Protest in Valletta: As PM holds on to power, thousands demand his resignation

Hours after Labour MPs gave the Prime Minister the final say on a way out, people are protesting in Valletta demanding justice and calling on Joseph Muscat to resign

Thousands protest in Valletta, demanding the Prime Minister's resignation
Thousands protest in Valletta, demanding the Prime Minister's resignation
Valletta protest calls for Muscat resignation

Updated at 7.30pm with full report

Thousands of people descended on Valletta demanding Joseph Muscat’s resignation as the country plunges deeper into crisis.

Marching to shouts 'Daphne was right', 'Justice', and 'Assassins', people called out Muscat, insisting that he was not their prime minister.

This was the seventh protest in two weeks after Yorgen Fenech was arrested and later charged with Daphne Caruana Galizia’s murder. Another protest will be held tomorrow outside Parliament.

Protesters filled Republic Street in Valletta
Protesters filled Republic Street in Valletta

The protest was organised by civil society groups Repubblika, Occupy Justice and Manuel Delia.
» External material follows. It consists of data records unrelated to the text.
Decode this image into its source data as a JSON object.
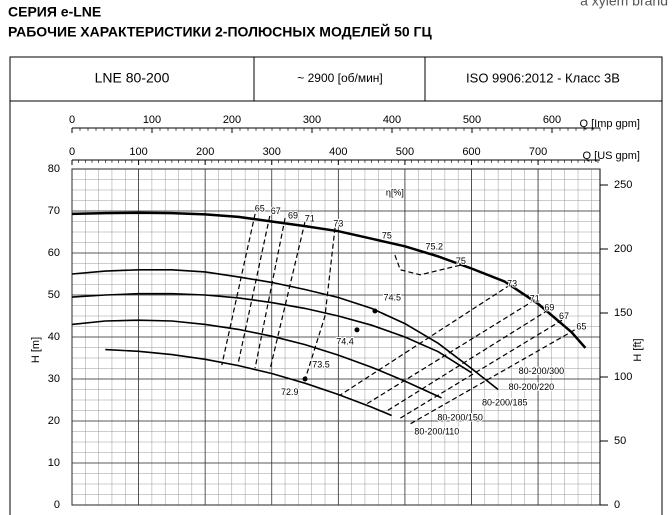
{
  "chart_data": {
    "type": "pump_curve",
    "brand": "a xylem brand",
    "series_title": "СЕРИЯ e-LNE",
    "title": "РАБОЧИЕ ХАРАКТЕРИСТИКИ 2-ПОЛЮСНЫХ МОДЕЛЕЙ 50 ГЦ",
    "header": [
      "LNE 80-200",
      "~ 2900 [об/мин]",
      "ISO 9906:2012 - Класс 3В"
    ],
    "xlabel": "Q [US gpm]",
    "x2label": "Q [Imp gpm]",
    "ylabel": "H [m]",
    "y2label": "H [ft]",
    "xlim": [
      0,
      793
    ],
    "xticks": [
      0,
      100,
      200,
      300,
      400,
      500,
      600,
      700
    ],
    "x2lim": [
      0,
      660
    ],
    "x2ticks": [
      0,
      100,
      200,
      300,
      400,
      500,
      600
    ],
    "ylim": [
      0,
      80
    ],
    "yticks": [
      0,
      10,
      20,
      30,
      40,
      50,
      60,
      70,
      80
    ],
    "y2lim": [
      0,
      262.5
    ],
    "y2ticks": [
      0,
      50,
      100,
      150,
      200,
      250
    ],
    "grid": true,
    "series": [
      {
        "color": "#000000",
        "line_width": 2.5,
        "x": [
          0,
          50,
          100,
          150,
          200,
          250,
          300,
          350,
          400,
          450,
          500,
          550,
          600,
          650,
          700,
          750,
          771
        ],
        "values": [
          69.3,
          69.5,
          69.6,
          69.5,
          69.2,
          68.6,
          67.5,
          66.4,
          65.2,
          63.4,
          61.6,
          59.2,
          56.3,
          53.2,
          47.9,
          41.2,
          37.4
        ]
      },
      {
        "color": "#000000",
        "line_width": 1.6,
        "x": [
          0,
          50,
          100,
          150,
          200,
          250,
          300,
          350,
          400,
          450,
          500,
          550,
          600,
          640
        ],
        "values": [
          55,
          55.7,
          56,
          56,
          55.5,
          54.3,
          53,
          51.3,
          49.4,
          46.8,
          43.2,
          38.5,
          32.5,
          27.5
        ]
      },
      {
        "color": "#000000",
        "line_width": 1.6,
        "x": [
          0,
          50,
          100,
          150,
          200,
          250,
          300,
          350,
          400,
          450,
          500,
          550,
          600
        ],
        "values": [
          49.5,
          50,
          50.3,
          50.3,
          50,
          49.3,
          48.2,
          46.8,
          45,
          42.8,
          40,
          36.5,
          31.5
        ]
      },
      {
        "color": "#000000",
        "line_width": 1.6,
        "x": [
          0,
          50,
          100,
          150,
          200,
          250,
          300,
          350,
          400,
          450,
          500,
          555
        ],
        "values": [
          43,
          43.8,
          44,
          43.8,
          43,
          41.8,
          40.2,
          38.2,
          35.7,
          32.8,
          29.5,
          25.5
        ]
      },
      {
        "color": "#000000",
        "line_width": 1.6,
        "x": [
          50,
          100,
          150,
          200,
          250,
          300,
          350,
          400,
          450,
          480
        ],
        "values": [
          37,
          36.6,
          35.8,
          34.7,
          33.2,
          31.3,
          29,
          26.3,
          23.3,
          21.3
        ]
      }
    ],
    "efficiency_lines": [
      {
        "x": [
          275,
          225
        ],
        "values": [
          69.3,
          33.3
        ]
      },
      {
        "x": [
          297,
          249
        ],
        "values": [
          68.8,
          33.3
        ]
      },
      {
        "x": [
          320,
          275
        ],
        "values": [
          68.3,
          32.6
        ]
      },
      {
        "x": [
          350,
          297
        ],
        "values": [
          67.4,
          32.1
        ]
      },
      {
        "x": [
          395,
          380,
          350
        ],
        "values": [
          66,
          45,
          29.8
        ]
      },
      {
        "x": [
          485,
          493,
          523,
          583
        ],
        "values": [
          59.5,
          56,
          54.8,
          57.1
        ]
      },
      {
        "x": [
          658,
          403
        ],
        "values": [
          52.4,
          26.2
        ]
      },
      {
        "x": [
          695,
          440
        ],
        "values": [
          48.8,
          23.8
        ]
      },
      {
        "x": [
          715,
          470
        ],
        "values": [
          46.4,
          22.1
        ]
      },
      {
        "x": [
          736,
          493
        ],
        "values": [
          44,
          20.7
        ]
      },
      {
        "x": [
          755,
          508
        ],
        "values": [
          41.7,
          19.3
        ]
      }
    ],
    "points": {
      "x": [
        455,
        428,
        350
      ],
      "values": [
        46.2,
        41.7,
        30
      ]
    },
    "annotations": [
      {
        "text": "η[%]",
        "x": 485,
        "y": 74.3
      },
      {
        "text": "65",
        "x": 282,
        "y": 70.5
      },
      {
        "text": "67",
        "x": 306,
        "y": 69.8
      },
      {
        "text": "69",
        "x": 332,
        "y": 68.8
      },
      {
        "text": "71",
        "x": 357,
        "y": 68.1
      },
      {
        "text": "73",
        "x": 400,
        "y": 66.9
      },
      {
        "text": "75",
        "x": 473,
        "y": 64
      },
      {
        "text": "75.2",
        "x": 544,
        "y": 61.4
      },
      {
        "text": "75",
        "x": 584,
        "y": 57.9
      },
      {
        "text": "73",
        "x": 661,
        "y": 52.6
      },
      {
        "text": "71",
        "x": 695,
        "y": 49
      },
      {
        "text": "69",
        "x": 717,
        "y": 46.9
      },
      {
        "text": "67",
        "x": 739,
        "y": 44.8
      },
      {
        "text": "65",
        "x": 765,
        "y": 42.4
      },
      {
        "text": "74.5",
        "x": 481,
        "y": 49.3
      },
      {
        "text": "74.4",
        "x": 410,
        "y": 38.8
      },
      {
        "text": "73.5",
        "x": 374,
        "y": 33.3
      },
      {
        "text": "72.9",
        "x": 327,
        "y": 26.7
      },
      {
        "text": "80-200/300",
        "x": 705,
        "y": 31.7
      },
      {
        "text": "80-200/220",
        "x": 690,
        "y": 27.9
      },
      {
        "text": "80-200/185",
        "x": 650,
        "y": 24.3
      },
      {
        "text": "80-200/150",
        "x": 583,
        "y": 20.7
      },
      {
        "text": "80-200/110",
        "x": 548,
        "y": 17.4
      }
    ]
  }
}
It started in front of Parliament at 4pm and moved to the square in front of the law courts, where protesters were addressed by activists.

Fenech’s arrest snowballed into a full political crisis after he implicated the Prime Minister's former chief of staff Keith Schembri in the murder during interrogation.

Schembri eventually resigned after intense internal and external pressure but the guns have now turned on Muscat.

Fenech's close association with Schembri through secretive companies in Panama and Dubai has turned toxic for Muscat. The Prime Minister had defended his chief of staff for three whole years since the Panama Papers uncovered how Schembri and Konrad Mizzi opened companies in Panama and had as a target client, 17 Black, a Dubai company that eventually turned out to belong to Fenech.

Thousands are protesting in Valletta, calling for Joseph Muscat to resign
Thousands are protesting in Valletta, calling for Joseph Muscat to resign
The crux of the Prime Minister's problem: Having defended Schembri and Mizzi despite knowing they opened secretive companies in Panama
The crux of the Prime Minister's problem: Having defended Schembri and Mizzi despite knowing they opened secretive companies in Panama
'Daphne was right', protesters say as they call for justice
'Daphne was right', protesters say as they call for justice

Schembri was arrested and interrogated at length over his alleged link to the Caruana Galizia murder but was later released by the police.

Protests decrying corruption and calling for the Prime Minister's resignation, have been growing in numbers and intensity.

Today’s protest was the largest so far as pressure mounts on Muscat to step down. The protest came hours after an emergency meeting of the Labour Party parliamentary group gave Muscat free-reign to decide on his exit.

In a short introduction, blogger Manuel Delia addressed foreign journalists covering developments in Malta to go and tell the world that Joseph Muscat was not Malta.

“Malta is here,” Delia said, calling on Muscat to resign.

Anthropologist Ranier Fsadni said the country deserved a prime minister who was loyal to the constitution and the country.

In what was possibly the strongest speech of the night, 16-year-old student Eve Borg Bonello was scathing in her criticism.

“You promised us the best of times and delivered us the biggest constitutional crisis ever; You promised us Malta Tagħna Lkoll and you helped in the killing of a citizen of this country; to cover up your tracks you assassinated Daphne Caruana Galizia,” Borg Bonello said.

“I am here today to stand for a better future without corruption, without oppression… I dream of a transparent government; I dream of a time when people are free to speak without fear of repercussions; I dream of justice and freedom; I dream of a time when Malta does not need not to come out on the streets again like this,” she said.

Addressing the Prime Minister, Borg Bonello ended her fiery speech by decrying Muscat’s ‘evil kingdom’.

“Satan, your kingdom must come down. Joseph, your kingdom has ended,” she said to applause.

Former Nationalist Party president Mark Anthony Sammut urged Labour MPs to drag Muscat out the house.

He insisted Muscat’s place was not in Castille but on a seat at the police depot to answer about what went on between him, Keith Schembri and Yorgen Fenech.

“You are not our prime minister. You are not my prime minister. You are the protector of the corrupt and the assassins,” Sammut said.

He alluded that as long as Muscat stayed in power, civil disobedience will grow. “In front of injustice, disobedience is a duty not a wrongdoing,” Sammut said.

Another protest is expected to be held tomorrow at 6pm while Parliament is in session but activists have hinted that the protests will persists over the coming weeks unless Muscat steps down.